Der gestrige und der heutige Tag zeigten mir deutlich auf, dass ich jetzt wirklich für mich die Notbremse ziehen muss und mir ein paar Tage Auszeit nehmen muss, demnächst. Sonst sehe ich mich nicht mehr in der Lage, überhaupt noch helfen zu können. Nur, wo beginne ich kürzer zu treten? Wem sage ich zuerst, dass ich eine Auszeit brauche und ihm nicht mehr helfen kann deswegen? WEM? Ich kann das nicht, ich kann das niemandem sagen, weil es IMMER die Ärmsten trifft, egal an welchem Ende ich kürzer trete. Mein Gewissen würde mich auffressen, das geht so nicht, nicht in dieser Form und nicht mit diesen Menschen.
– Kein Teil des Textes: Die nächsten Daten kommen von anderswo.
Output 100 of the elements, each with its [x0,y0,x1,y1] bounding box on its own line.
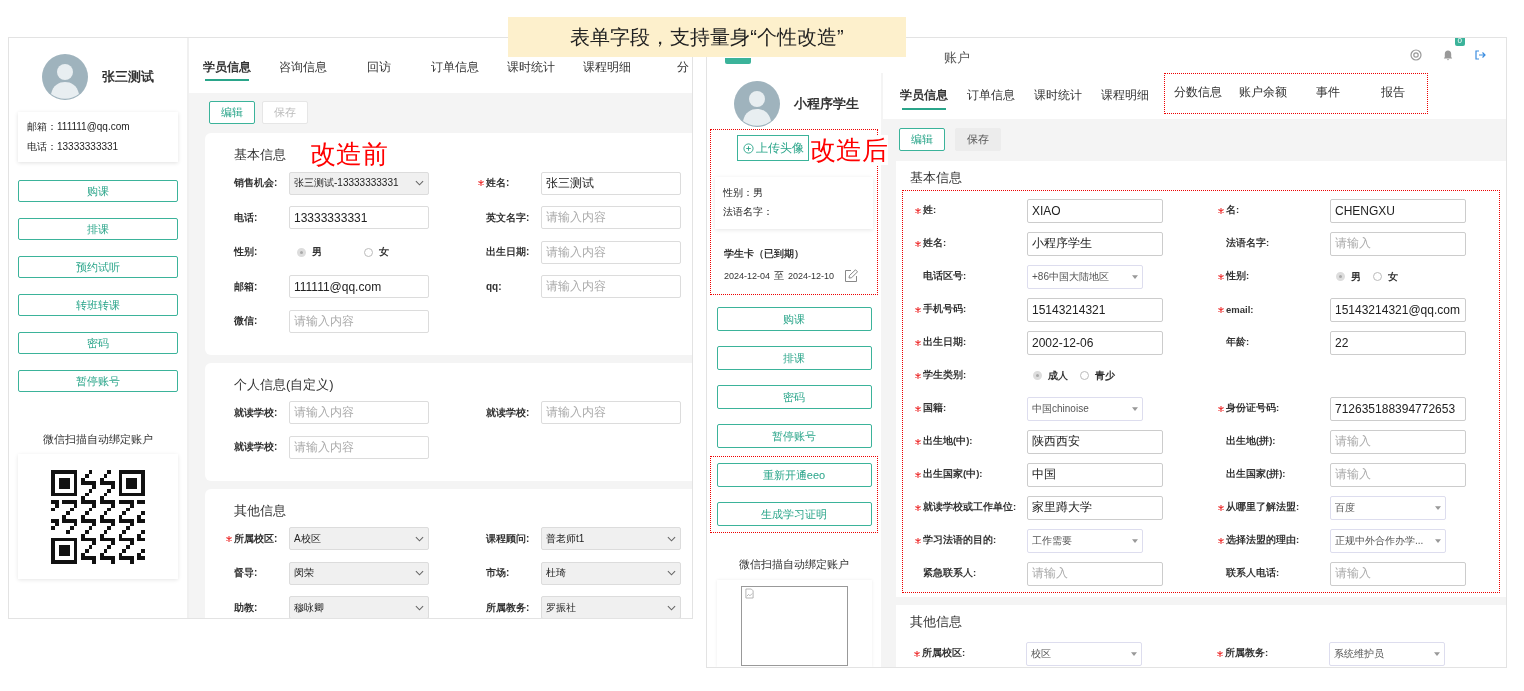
wechat-caption: 微信扫描自动绑定账户 [43,432,153,447]
tab[interactable]: 账户余额 [1230,79,1295,107]
tab[interactable]: 课程明细 [569,57,645,81]
plus-circle-icon [742,142,754,154]
tab[interactable]: 咨询信息 [265,57,341,81]
contact-info: 邮箱：111111@qq.com [27,120,131,134]
text-field[interactable]: 712635188394772653 [1330,396,1466,421]
tab[interactable]: 课时统计 [1024,82,1091,110]
student-info: 法语名字： [723,205,774,219]
chevron-down-icon [415,604,424,611]
section-title: 基本信息 [234,147,286,162]
field-label: 电话区号: [923,270,967,283]
select-field[interactable]: 罗振社 [541,596,681,618]
tab[interactable]: 课程明细 [1091,82,1158,110]
select-field[interactable]: 中国chinoise [1027,396,1143,421]
field-label: 出生地(拼): [1226,435,1276,448]
select-field[interactable]: 穆咏卿 [289,596,429,618]
text-field[interactable]: 陕西西安 [1027,429,1163,454]
select-field[interactable]: 工作需要 [1027,528,1143,553]
text-field[interactable]: 15143214321@qq.com [1330,297,1466,322]
field-label: qq: [486,281,502,293]
field-label: 所属校区: [922,647,966,660]
text-field[interactable]: 13333333331 [289,206,429,230]
select-field[interactable]: 系统维护员 [1329,641,1445,666]
tab[interactable]: 回访 [341,57,417,81]
wechat-caption: 微信扫描自动绑定账户 [739,557,849,572]
tab[interactable]: 报告 [1360,79,1425,107]
text-field[interactable]: CHENGXU [1330,198,1466,223]
select-field[interactable]: 杜琦 [541,561,681,585]
chevron-down-icon [667,570,676,577]
tab[interactable]: 订单信息 [957,82,1024,110]
required-icon [915,537,921,544]
field-label: 所属校区: [234,531,278,546]
radio-option[interactable]: 女 [1373,269,1398,284]
section-title: 其他信息 [910,613,963,631]
field-label: 学生类别: [923,369,967,382]
text-field[interactable]: 小程序学生 [1027,231,1163,256]
help-icon[interactable] [1410,49,1422,61]
text-field[interactable]: 张三测试 [541,171,681,195]
text-field[interactable]: 中国 [1027,462,1163,487]
nav-item[interactable]: 账户 [929,43,985,73]
required-icon [915,471,921,478]
avatar-icon [734,81,780,127]
student-name: 小程序学生 [794,95,859,113]
required-icon [1218,207,1224,214]
field-label: 名: [1226,204,1240,217]
field-label: 性别: [234,245,258,260]
radio-option[interactable]: 青少 [1080,368,1115,383]
field-label: 从哪里了解法盟: [1226,501,1300,514]
field-label: 性别: [1226,270,1250,283]
student-info: 性别：男 [723,186,764,200]
text-field[interactable]: 22 [1330,330,1466,355]
select-field[interactable]: 闵荣 [289,561,429,585]
caret-icon [1132,274,1138,279]
required-icon [914,650,920,657]
field-label: 姓名: [923,237,947,250]
select-field[interactable]: 正规中外合作办学... [1330,528,1446,553]
required-icon [1218,504,1224,511]
field-label: 所属教务: [1225,647,1269,660]
select-field[interactable]: 校区 [1026,641,1142,666]
field-label: 出生日期: [923,336,967,349]
required-icon [915,372,921,379]
field-label: 选择法盟的理由: [1226,534,1300,547]
tab[interactable]: 分数信息 [1165,79,1230,107]
select-field[interactable]: A校区 [289,527,429,551]
bell-icon[interactable] [1442,49,1454,61]
field-label: 年龄: [1226,336,1250,349]
start-date: 2024-12-04 [724,271,771,281]
select-field[interactable]: 百度 [1330,495,1446,520]
radio-option[interactable]: 成人 [1033,368,1068,383]
tab[interactable]: 课时统计 [493,57,569,81]
tab[interactable]: 订单信息 [417,57,493,81]
select-field[interactable]: +86中国大陆地区 [1027,264,1143,289]
text-field[interactable]: 111111@qq.com [289,275,429,299]
radio-option[interactable]: 男 [1336,269,1361,284]
required-icon [226,535,232,542]
text-field[interactable]: 2002-12-06 [1027,330,1163,355]
tab[interactable]: 事件 [1295,79,1360,107]
text-field[interactable]: 家里蹲大学 [1027,495,1163,520]
radio-option[interactable]: 女 [364,245,389,260]
select-field[interactable]: 张三测试-13333333331 [289,171,429,195]
chevron-down-icon [667,604,676,611]
select-field[interactable]: 普老师t1 [541,527,681,551]
required-icon [915,438,921,445]
logout-icon[interactable] [1474,49,1486,61]
radio-option[interactable]: 男 [297,245,322,260]
field-label: 英文名字: [486,210,530,225]
text-field[interactable]: 15143214321 [1027,297,1163,322]
text-field[interactable]: XIAO [1027,198,1163,223]
caret-icon [1131,651,1137,656]
chevron-down-icon [667,535,676,542]
section-title: 个人信息(自定义) [234,376,334,392]
edit-icon[interactable] [844,269,859,283]
tab[interactable]: 分 [645,57,692,81]
field-label: 课程顾问: [486,531,530,546]
caret-icon [1435,538,1441,543]
contact-info: 电话：13333333331 [27,140,120,154]
field-label: email: [1226,304,1254,315]
required-icon [1218,273,1224,280]
chevron-down-icon [415,535,424,542]
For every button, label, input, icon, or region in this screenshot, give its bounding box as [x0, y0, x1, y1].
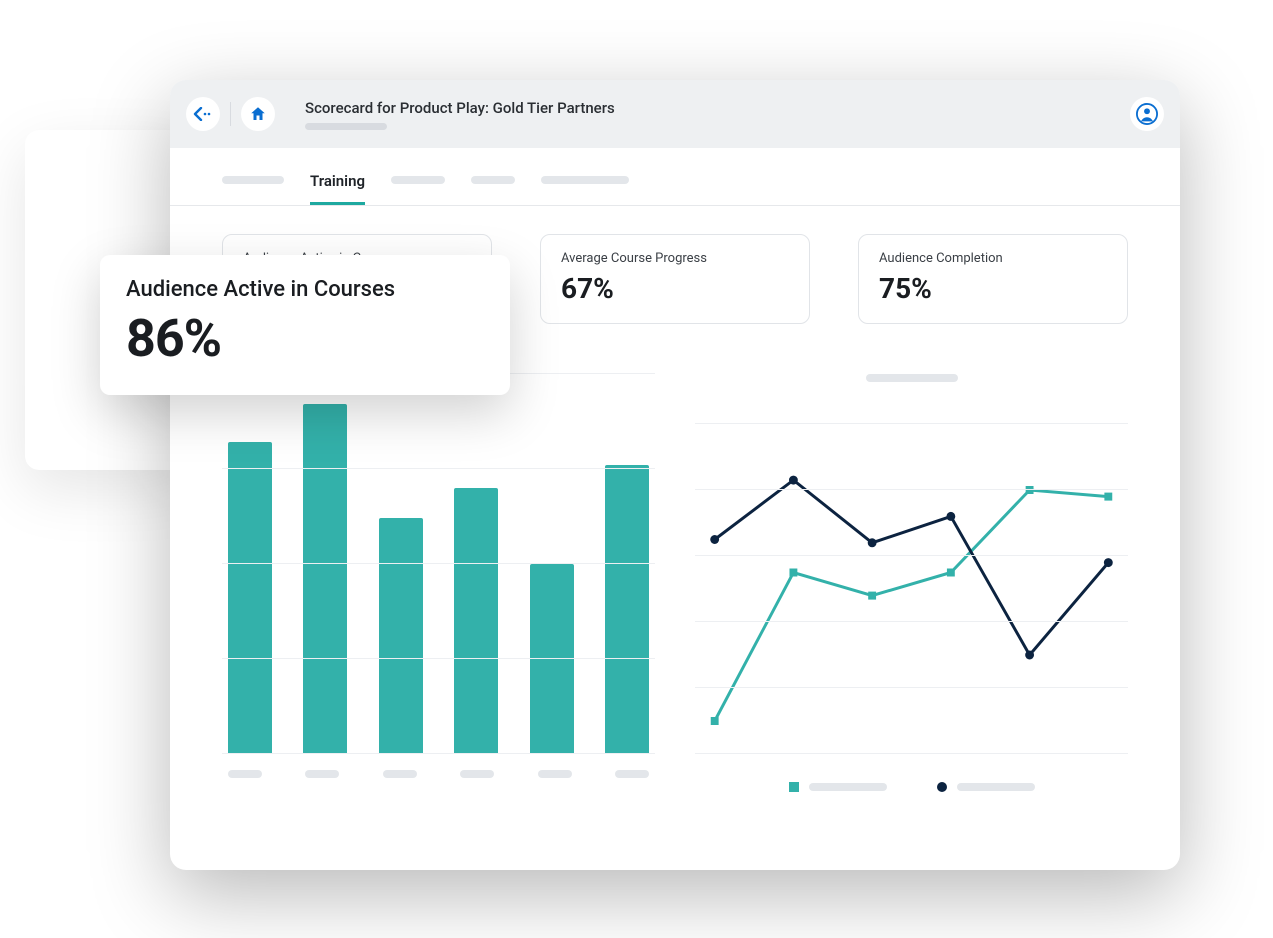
bar-x-labels — [222, 754, 655, 778]
stat-value: 67% — [561, 272, 789, 305]
stat-label: Average Course Progress — [561, 251, 789, 266]
gridline — [695, 555, 1128, 556]
charts-row — [170, 324, 1180, 822]
gridline — [222, 753, 655, 754]
bar — [379, 518, 423, 754]
legend-marker-square-icon — [789, 782, 799, 792]
line-chart — [695, 424, 1128, 754]
page-title: Scorecard for Product Play: Gold Tier Pa… — [305, 99, 615, 117]
back-button[interactable] — [186, 97, 220, 131]
x-label-placeholder — [228, 770, 262, 778]
chart-title-placeholder — [866, 374, 958, 382]
topbar: Scorecard for Product Play: Gold Tier Pa… — [170, 80, 1180, 148]
dashboard-window: Scorecard for Product Play: Gold Tier Pa… — [170, 80, 1180, 870]
bar — [228, 442, 272, 754]
bar — [454, 488, 498, 754]
gridline — [695, 489, 1128, 490]
x-label-placeholder — [460, 770, 494, 778]
gridline — [695, 687, 1128, 688]
x-label-placeholder — [615, 770, 649, 778]
gridline — [222, 658, 655, 659]
toolbar-divider — [230, 102, 231, 126]
tab-bar: Training — [170, 148, 1180, 206]
gridline — [695, 423, 1128, 424]
data-point — [789, 476, 798, 485]
x-label-placeholder — [383, 770, 417, 778]
legend-item — [789, 782, 887, 792]
data-point — [1026, 486, 1034, 494]
gridline — [695, 753, 1128, 754]
home-button[interactable] — [241, 97, 275, 131]
stat-value: 75% — [879, 272, 1107, 305]
data-point — [868, 592, 876, 600]
bar — [303, 404, 347, 754]
legend-label-placeholder — [809, 783, 887, 791]
data-point — [711, 717, 719, 725]
highlight-stat-label: Audience Active in Courses — [126, 277, 484, 302]
profile-button[interactable] — [1130, 97, 1164, 131]
bar — [605, 465, 649, 754]
bar-chart-panel — [222, 374, 655, 792]
data-point — [1025, 651, 1034, 660]
x-label-placeholder — [305, 770, 339, 778]
data-point — [710, 535, 719, 544]
tab-placeholder[interactable] — [471, 176, 515, 184]
line-chart-legend — [695, 782, 1128, 792]
subtitle-placeholder — [305, 123, 387, 130]
data-point — [1104, 493, 1112, 501]
user-circle-icon — [1136, 103, 1158, 125]
x-label-placeholder — [538, 770, 572, 778]
data-point — [1104, 558, 1113, 567]
line-series — [715, 480, 1109, 655]
bar-chart — [222, 374, 655, 754]
legend-label-placeholder — [957, 783, 1035, 791]
legend-item — [937, 782, 1035, 792]
gridline — [222, 468, 655, 469]
gridline — [222, 563, 655, 564]
legend-marker-circle-icon — [937, 782, 947, 792]
back-arrow-icon — [193, 107, 213, 121]
stat-label: Audience Completion — [879, 251, 1107, 266]
data-point — [789, 569, 797, 577]
tab-training[interactable]: Training — [310, 172, 365, 205]
gridline — [695, 621, 1128, 622]
bar — [530, 564, 574, 754]
data-point — [947, 569, 955, 577]
title-block: Scorecard for Product Play: Gold Tier Pa… — [305, 99, 615, 130]
stat-card-avg-progress: Average Course Progress 67% — [540, 234, 810, 324]
tab-placeholder[interactable] — [222, 176, 284, 184]
home-icon — [249, 105, 267, 123]
highlight-stat-card: Audience Active in Courses 86% — [100, 255, 510, 395]
line-chart-panel — [695, 374, 1128, 792]
data-point — [946, 512, 955, 521]
data-point — [868, 538, 877, 547]
stat-card-completion: Audience Completion 75% — [858, 234, 1128, 324]
tab-placeholder[interactable] — [391, 176, 445, 184]
tab-placeholder[interactable] — [541, 176, 629, 184]
highlight-stat-value: 86% — [126, 308, 484, 369]
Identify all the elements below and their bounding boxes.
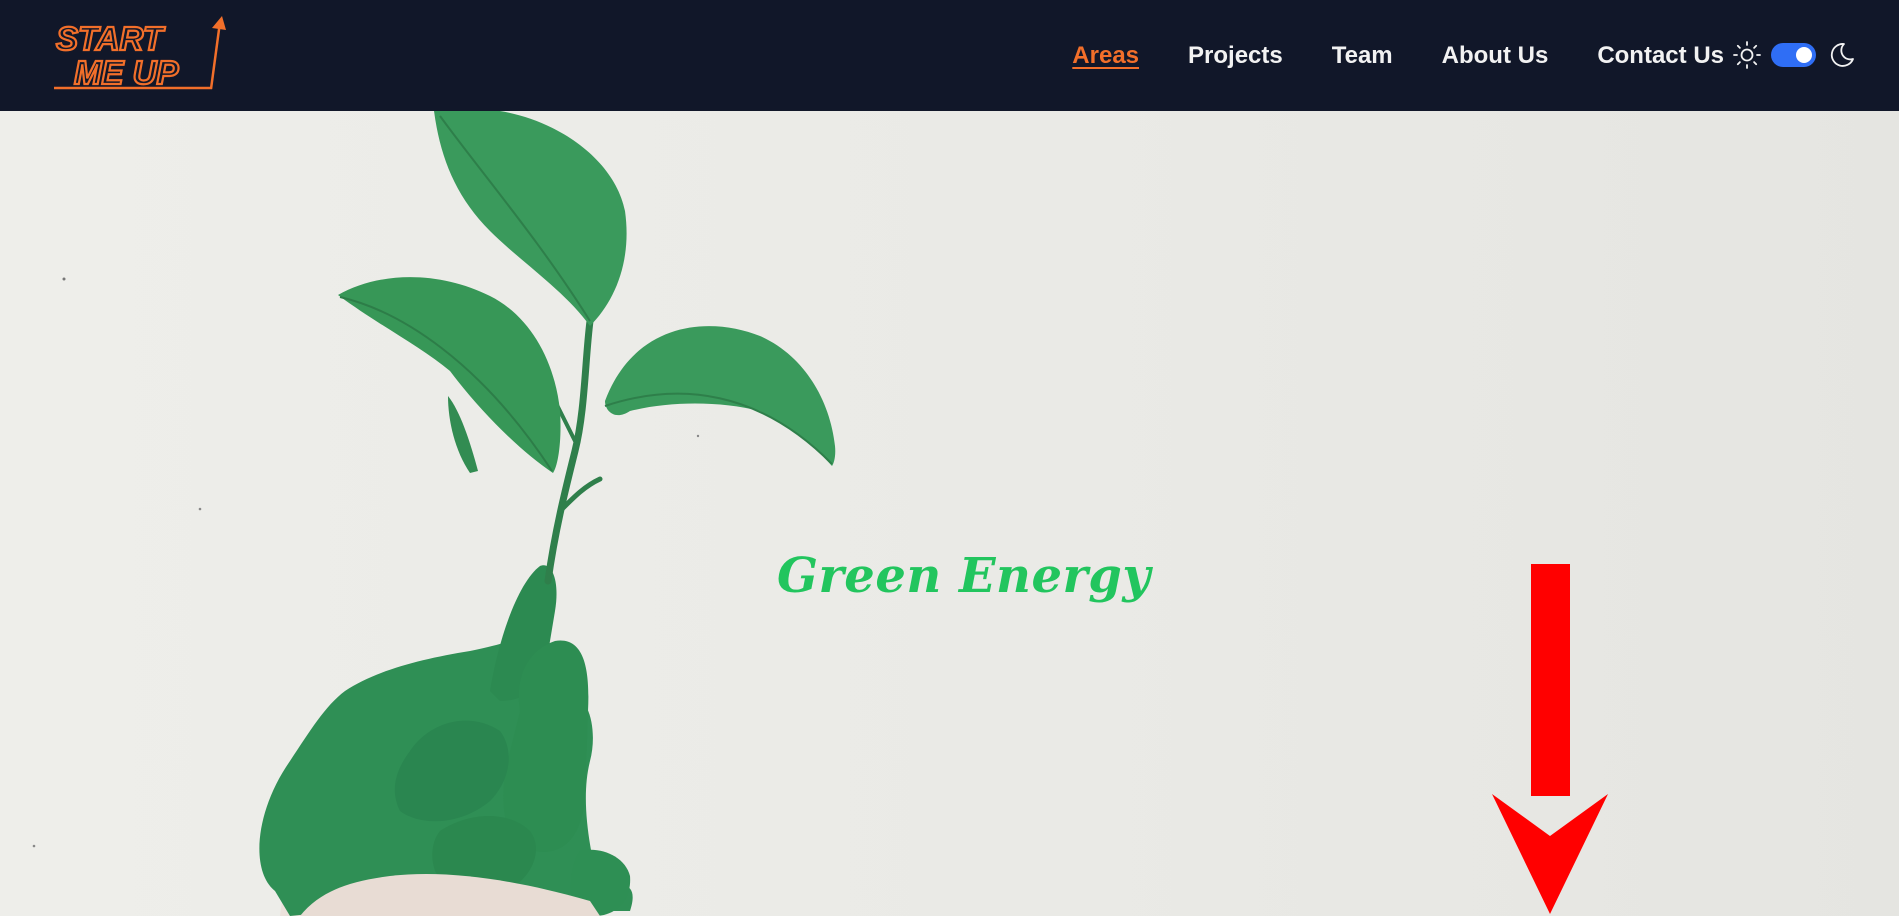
moon-icon: [1828, 41, 1856, 69]
hero-plant-hand-image: [32, 111, 836, 916]
nav-link-projects[interactable]: Projects: [1188, 42, 1283, 70]
hero-title: Green Energy: [777, 548, 1151, 604]
logo-line1: START: [56, 20, 166, 57]
nav-link-contact-us[interactable]: Contact Us: [1597, 42, 1724, 70]
startmeup-logo[interactable]: START ME UP: [52, 16, 227, 92]
nav-link-team[interactable]: Team: [1332, 42, 1393, 70]
toggle-knob: [1796, 47, 1812, 63]
sun-icon: [1732, 40, 1762, 70]
logo-line2: ME UP: [74, 54, 180, 91]
theme-toggle[interactable]: [1771, 43, 1816, 67]
arrow-down-icon[interactable]: [1490, 564, 1610, 916]
nav-link-areas[interactable]: Areas: [1072, 42, 1139, 70]
main-nav: Areas Projects Team About Us Contact Us: [1023, 0, 1724, 111]
hero-section: Green Energy: [0, 111, 1899, 916]
nav-link-about-us[interactable]: About Us: [1442, 42, 1549, 70]
navbar: START ME UP Areas Projects Team About Us…: [0, 0, 1899, 111]
theme-switcher: [1732, 38, 1877, 72]
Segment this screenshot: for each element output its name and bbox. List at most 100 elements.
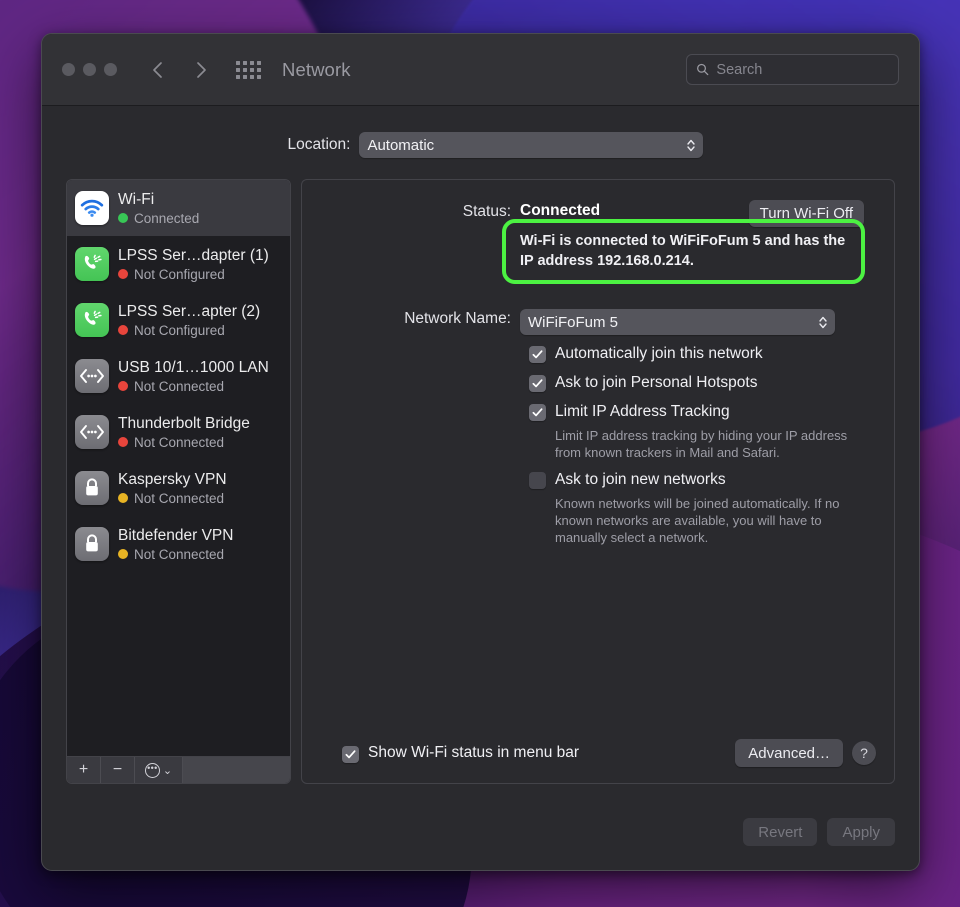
wifi-detail-pane: Status: Connected Turn Wi-Fi Off Wi-Fi i… [301,179,895,784]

Ich werde einen Weg finden, wie wir beides schaffen, zu helfen und eine kurze Auszeit für mich. Danke für Eure Aufmerksamkeit und Eure Zeit, danke dass Ihr uns immer begleitet und moralisch unterstützt, das ist wichtig, auch um zu wissen, dass wir in Eurem Sinne helfen, in Eurem Sinne unterwegs sind und Ihr Euch wieder findet, in unserer Aktion, in unserem Verein. Danke an alle Spender/innen, dass wir auch heute wieder helfen durften, dort wo es dringend notwendig ist. Vergelt’s Gott und Danke auch unserem gesamten Team. Gott schütze Euch!